Spray-on solar cell manufacturing

Researchers from Delft University of Technology in the Netherlands have developed a low-cost spray-on manufacturing technique for making solar cells.

The solar cells have an energy conversion efficiency of five percent. This is considerably lower than traditional silicon wafer solar cells, which have efficiencies of up to 30 percent, but the much simpler manufacturing process has the potential to lower the cost per kilowatt, according to the researchers.

The key component, which is applied by spraying, is a mix of copper indium sulfide and titanium dioxide nanoparticles sandwiched between a thin film of titanium dioxide and a layer of titanium dioxide nanocrystals. The copper indium sulfide nanoparticles absorb sunlight and the titanium dioxide nanoparticles convert photons to electrons.

Other researchers have combined organic dyes with titanium dioxide to make solar cells, but these organic materials degrade more readily when exposed to moisture and oxygen than copper indium sulfide.

The technique could make solar cells an economically competitive form of electricity generation, according to the researchers

(Nanocomposite Three-dimensional Solar Cells Obtained by Chemical Spray Deposition, Nano Letters, September 14, 2005)

Biochip spots cancer signs

The practice of chemically "functionalizing" carbon nanotubes and semiconductor nanowires by attaching DNA or other biomolecules to them has led to prototype biochips that can detect bacteria, viruses, specific types of DNA, or particular proteins molecules.

Researchers from Harvard University had advanced the field with a nanowire sensor array that can detect multiple biochemical signs of cancer. Cancer cells produce different types of proteins, and today's blood tests often look for only one, such as the prostate specific antigen (GSA).

The biochip works by measuring changes in electrical conductance of nanowires as specific protein molecules bind to and release from the chip's nanowires. The researchers tested the biochip using blood samples. The device could eventually be used for clinical diagnostics, including detecting and identifying cancers.

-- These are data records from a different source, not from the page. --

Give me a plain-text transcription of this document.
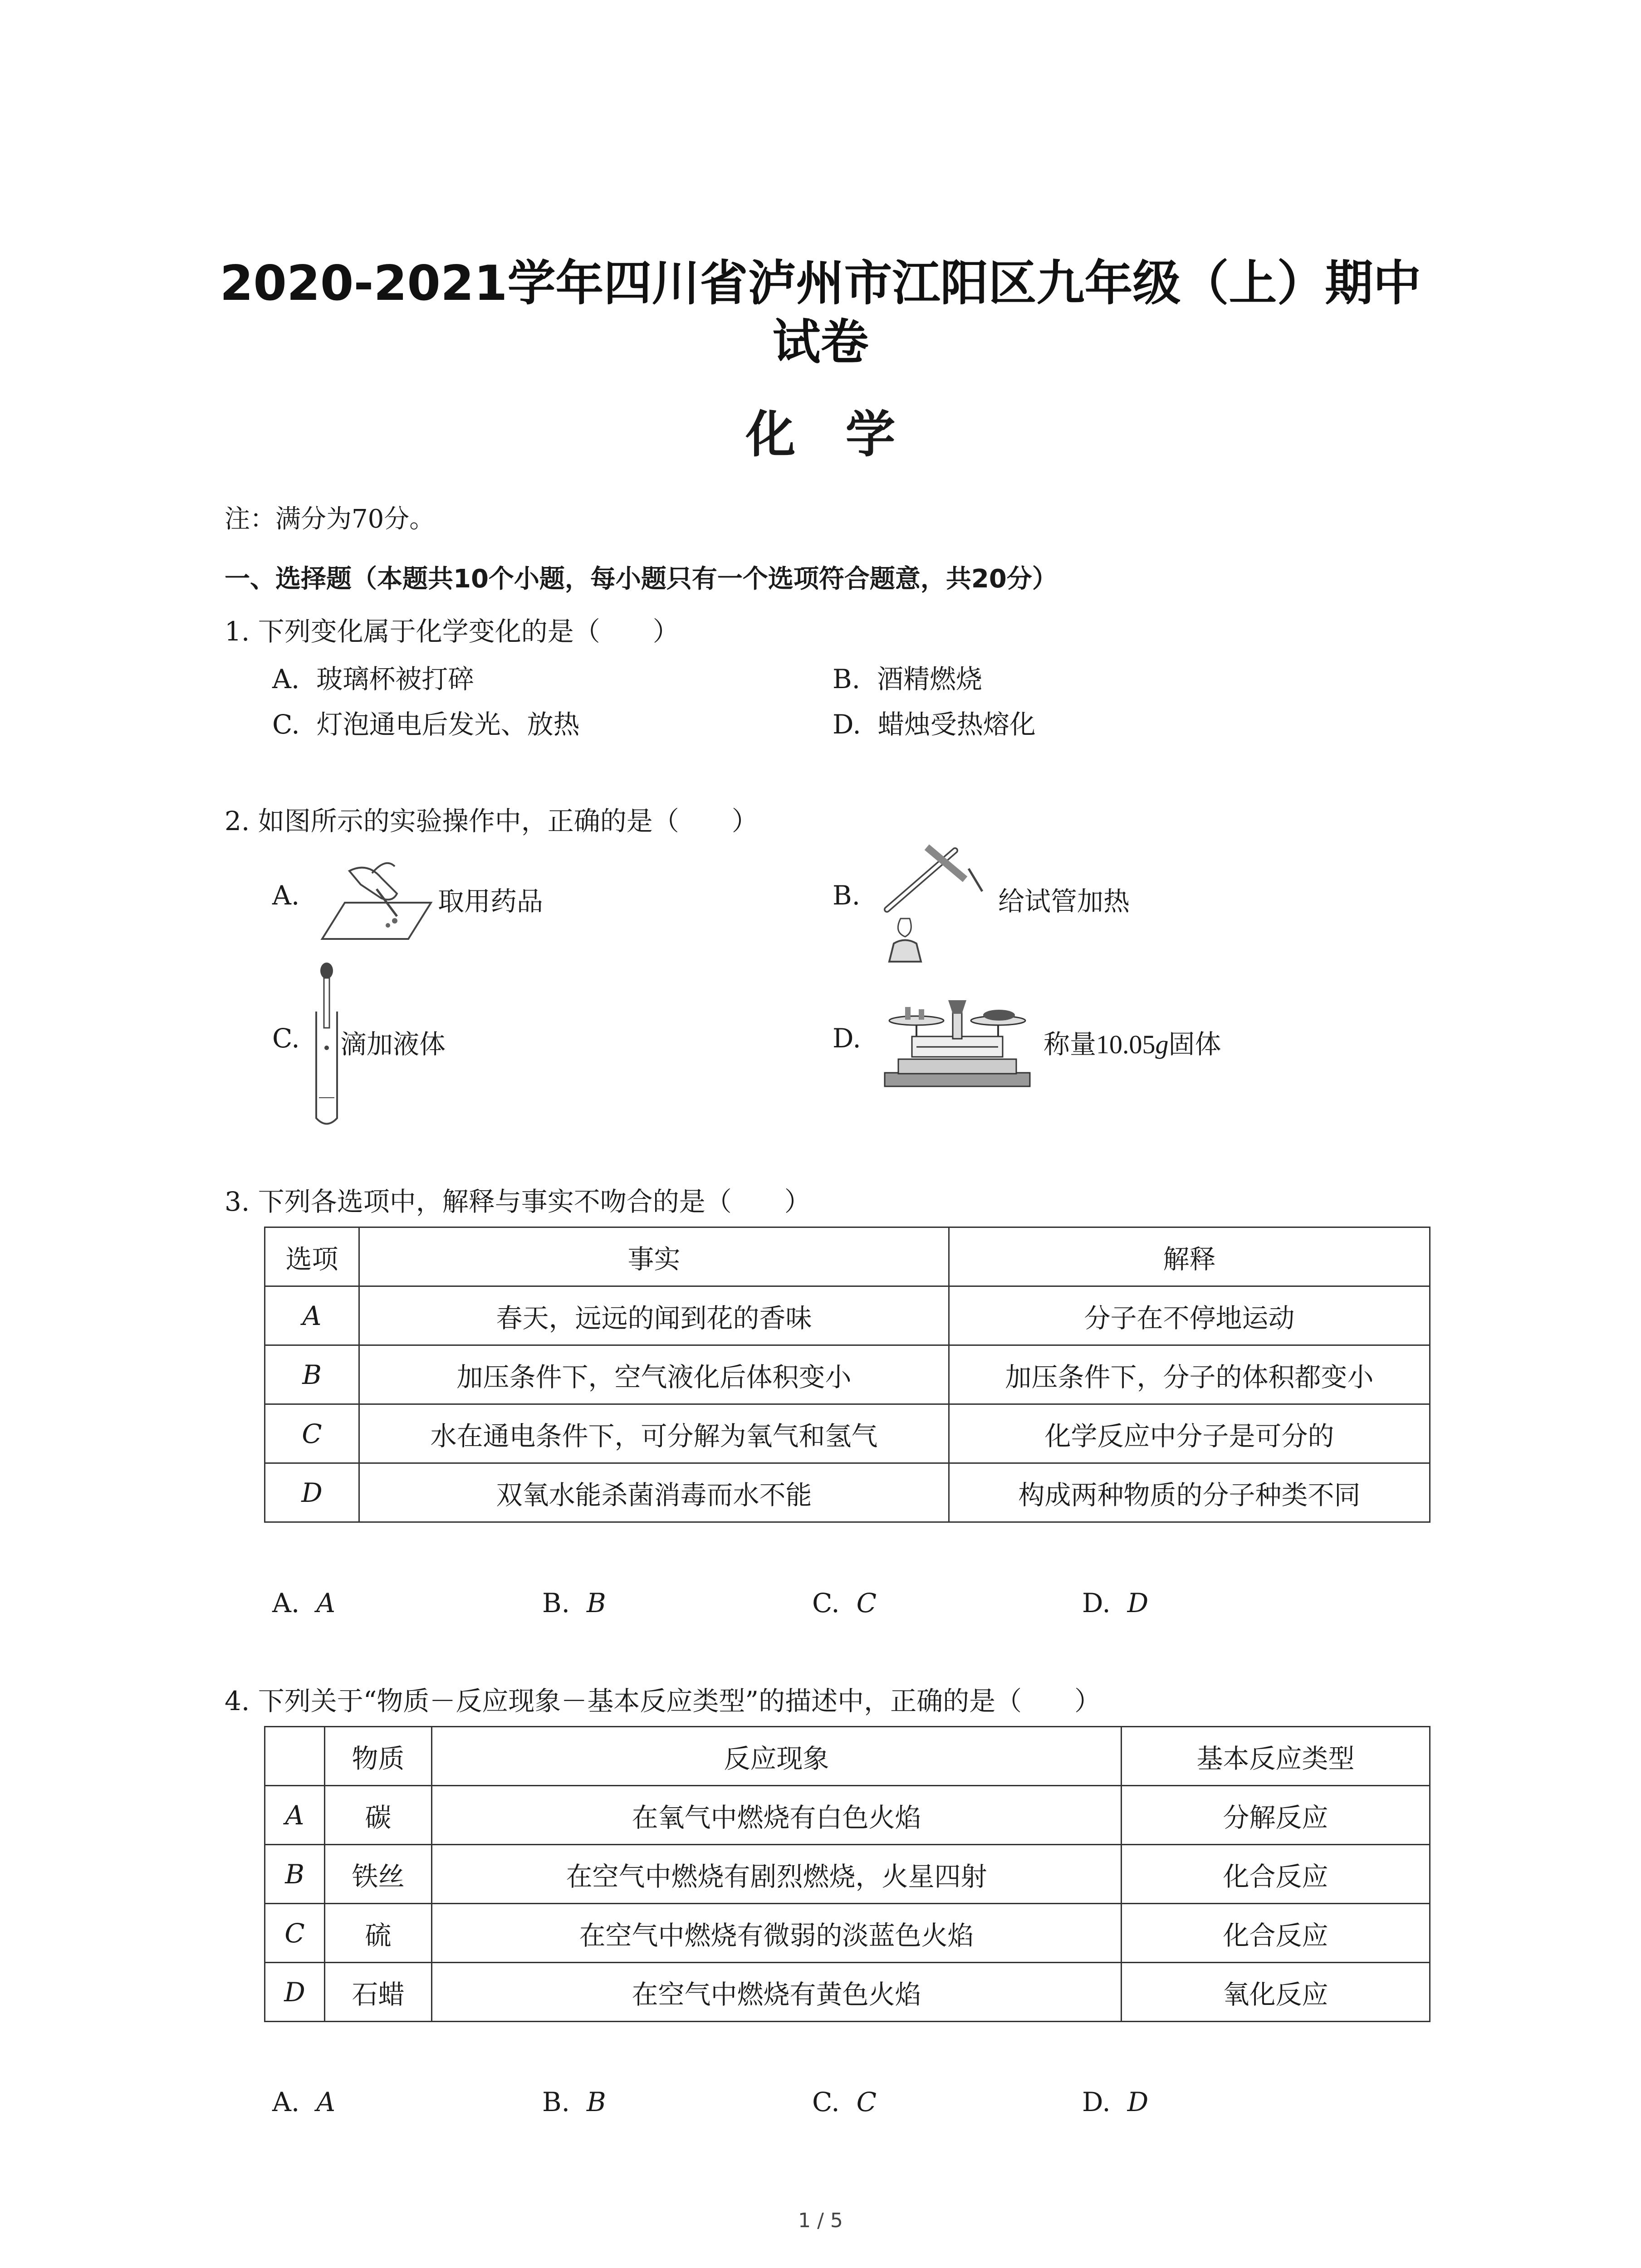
2020-2021学年四川省泸州市江阳区九年级（上）期中
试卷
化学
注：满分为70分。
一、选择题（本题共10个小题，每小题只有一个选项符合题意，共20分）
1. 下列变化属于化学变化的是（　　）
A. 玻璃杯被打碎	B. 酒精燃烧
C. 灯泡通电后发光、放热	D. 蜡烛受热熔化
2. 如图所示的实验操作中，正确的是（　　）
A.	取用药品	B.	给试管加热
C. 滴加液体	D.	称量10.05g固体
3. 下列各选项中，解释与事实不吻合的是（　　）
选项	事实	解释
A	春天，远远的闻到花的香味	分子在不停地运动
B	加压条件下，空气液化后体积变小	加压条件下，分子的体积都变小
C	水在通电条件下，可分解为氧气和氢气	化学反应中分子是可分的
D	双氧水能杀菌消毒而水不能	构成两种物质的分子种类不同
A. A	B. B	C. C	D. D
4. 下列关于“物质－反应现象－基本反应类型”的描述中，正确的是（　　）
	物质	反应现象	基本反应类型
A	碳	在氧气中燃烧有白色火焰	分解反应
B	铁丝	在空气中燃烧有剧烈燃烧，火星四射	化合反应
C	硫	在空气中燃烧有微弱的淡蓝色火焰	化合反应
D	石蜡	在空气中燃烧有黄色火焰	氧化反应
A. A	B. B	C. C	D. D
1 / 5
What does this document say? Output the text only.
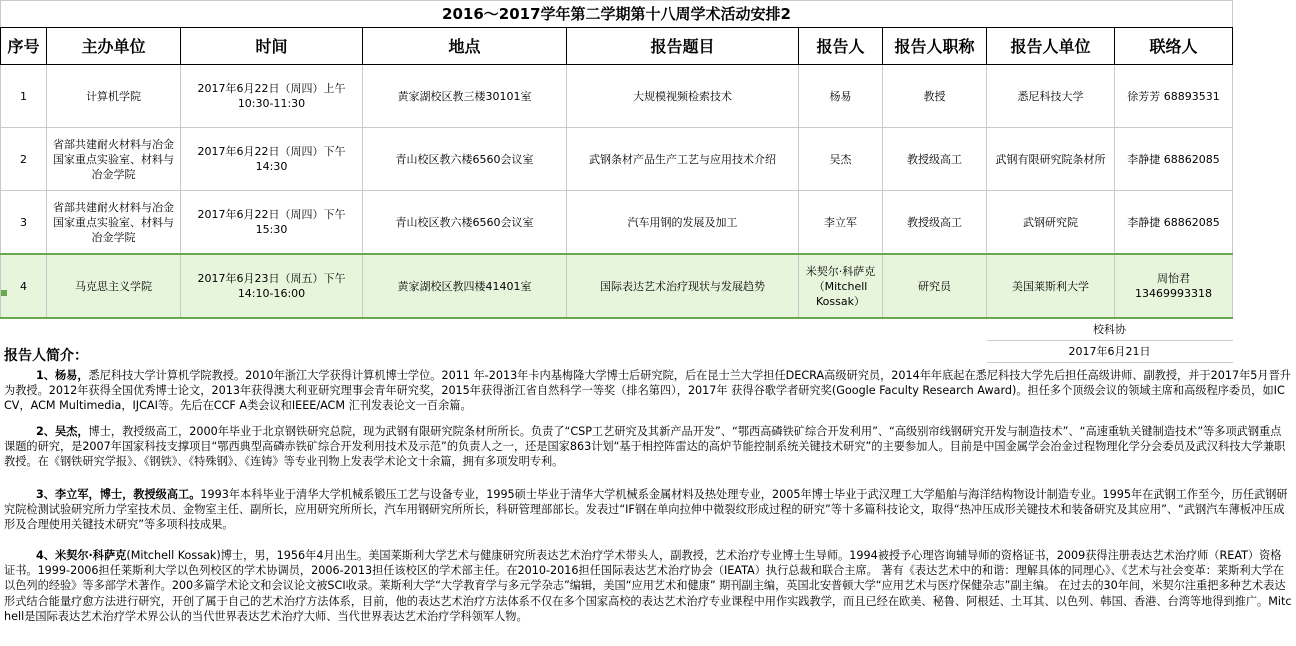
2016～2017学年第二学期第十八周学术活动安排2								
序号	主办单位	时间	地点	报告题目	报告人	报告人职称	报告人单位	联络人
1	计算机学院	2017年6月22日（周四）上午10:30-11:30	黄家湖校区教三楼30101室	大规模视频检索技术	杨易	教授	悉尼科技大学	徐芳芳 68893531
2	省部共建耐火材料与冶金国家重点实验室、材料与冶金学院	2017年6月22日（周四）下午14:30	青山校区教六楼6560会议室	武钢条材产品生产工艺与应用技术介绍	吴杰	教授级高工	武钢有限研究院条材所	李静捷 68862085
3	省部共建耐火材料与冶金国家重点实验室、材料与冶金学院	2017年6月22日（周四）下午15:30	青山校区教六楼6560会议室	汽车用钢的发展及加工	李立军	教授级高工	武钢研究院	李静捷 68862085
4	马克思主义学院	2017年6月23日（周五）下午14:10-16:00	黄家湖校区教四楼41401室	国际表达艺术治疗现状与发展趋势	米契尔·科萨克（Mitchell Kossak）	研究员	美国莱斯利大学	周怡君 13469993318
							校科协	
							2017年6月21日	
报告人简介：
1、杨易，悉尼科技大学计算机学院教授。2010年浙江大学获得计算机博士学位。2011 年-2013年卡内基梅隆大学博士后研究院，后在昆士兰大学担任DECRA高级研究员，2014年年底起在悉尼科技大学先后担任高级讲师、副教授，并于2017年5月晋升为教授。2012年获得全国优秀博士论文，2013年获得澳大利亚研究理事会青年研究奖，2015年获得浙江省自然科学一等奖（排名第四），2017年 获得谷歌学者研究奖(Google Faculty Research Award)。担任多个顶级会议的领域主席和高级程序委员，如ICCV，ACM Multimedia，IJCAI等。先后在CCF A类会议和IEEE/ACM 汇刊发表论文一百余篇。
2、吴杰，博士，教授级高工，2000年毕业于北京钢铁研究总院，现为武钢有限研究院条材所所长。负责了“CSP工艺研究及其新产品开发”、“鄂西高磷铁矿综合开发利用”、“高级别帘线钢研究开发与制造技术”、“高速重轨关键制造技术”等多项武钢重点课题的研究，是2007年国家科技支撑项目“鄂西典型高磷赤铁矿综合开发利用技术及示范”的负责人之一，还是国家863计划“基于相控阵雷达的高炉节能控制系统关键技术研究”的主要参加人。目前是中国金属学会冶金过程物理化学分会委员及武汉科技大学兼职教授。在《钢铁研究学报》、《钢铁》、《特殊钢》、《连铸》等专业刊物上发表学术论文十余篇，拥有多项发明专利。
3、李立军，博士，教授级高工。1993年本科毕业于清华大学机械系锻压工艺与设备专业，1995硕士毕业于清华大学机械系金属材料及热处理专业，2005年博士毕业于武汉理工大学船舶与海洋结构物设计制造专业。1995年在武钢工作至今，历任武钢研究院检测试验研究所力学室技术员、金物室主任、副所长，应用研究所所长，汽车用钢研究所所长，科研管理部部长。发表过“IF钢在单向拉伸中微裂纹形成过程的研究”等十多篇科技论文，取得“热冲压成形关键技术和装备研究及其应用”、“武钢汽车薄板冲压成形及合理使用关键技术研究”等多项科技成果。
4、米契尔·科萨克(Mitchell Kossak)博士，男，1956年4月出生。美国莱斯利大学艺术与健康研究所表达艺术治疗学术带头人，副教授，艺术治疗专业博士生导师。1994被授予心理咨询辅导师的资格证书，2009获得注册表达艺术治疗师（REAT）资格证书。1999-2006担任莱斯利大学以色列校区的学术协调员，2006-2013担任该校区的学术部主任。在2010-2016担任国际表达艺术治疗协会（IEATA）执行总裁和联合主席。 著有《表达艺术中的和谐：理解具体的同理心》、《艺术与社会变革：莱斯利大学在以色列的经验》等多部学术著作。200多篇学术论文和会议论文被SCI收录。莱斯利大学“大学教育学与多元学杂志”编辑，美国“应用艺术和健康” 期刊副主编，英国北安普顿大学“应用艺术与医疗保健杂志”副主编。 在过去的30年间，米契尔注重把多种艺术表达形式结合能量疗愈方法进行研究，开创了属于自己的艺术治疗方法体系，目前，他的表达艺术治疗方法体系不仅在多个国家高校的表达艺术治疗专业课程中用作实践教学，而且已经在欧美、秘鲁、阿根廷、土耳其、以色列、韩国、香港、台湾等地得到推广。Mitchell是国际表达艺术治疗学术界公认的当代世界表达艺术治疗大师、当代世界表达艺术治疗学科领军人物。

The researchers used a similar technique last year to make a biochip that can detect individual virus particles.

(Multiplexed Electrical Detection of Cancer Markers with Nanowire Sensor Arrays, Nature Biotechnology, published online September 18, 2005)

Plasma pen to fight plaque

In the not too distant future, your dental hygienist might stick what looks like a small blowtorch into your mouth. It shouldn't hurt, though, because the device will be emitting cold plasma rather than hot flame.

Plasmas are ionized gases, meaning the gas atoms carry an electric charge because they have lost or gained electrons. Plasmas typically exist in high-temperature environments like stars, and in low-pressure environments like the vacuum of outer space. Researchers have recently been able to reliably produce cold plasmas, which are room-temperature plasmas at atmospheric pressure.

Researchers from Old Dominion University have developed a low-power, hand-held cold plasma generator that produces a plasma plume several centimeters long.

Plasmas are useful for sterilization because they destroy bacteria by breaking down their cell membranes. The researchers' device could eventually be used for medical and dental care.

(Room-temperature Atmospheric Pressure Plasma Plume for Biomedical Applications, Applied Physics Letters, September 12, 2005)

Bits and pieces

A robust organic thin-film promises high-speed memory; an organic salt turns direct current into alternating current, a job ordinarily handled by electronic circuits in electric motors and refrigerators; an experiment measured how much an atom's wavelength shifts as it approaches a surface, providing a useful benchmark for researchers developing devices at the nanoscale.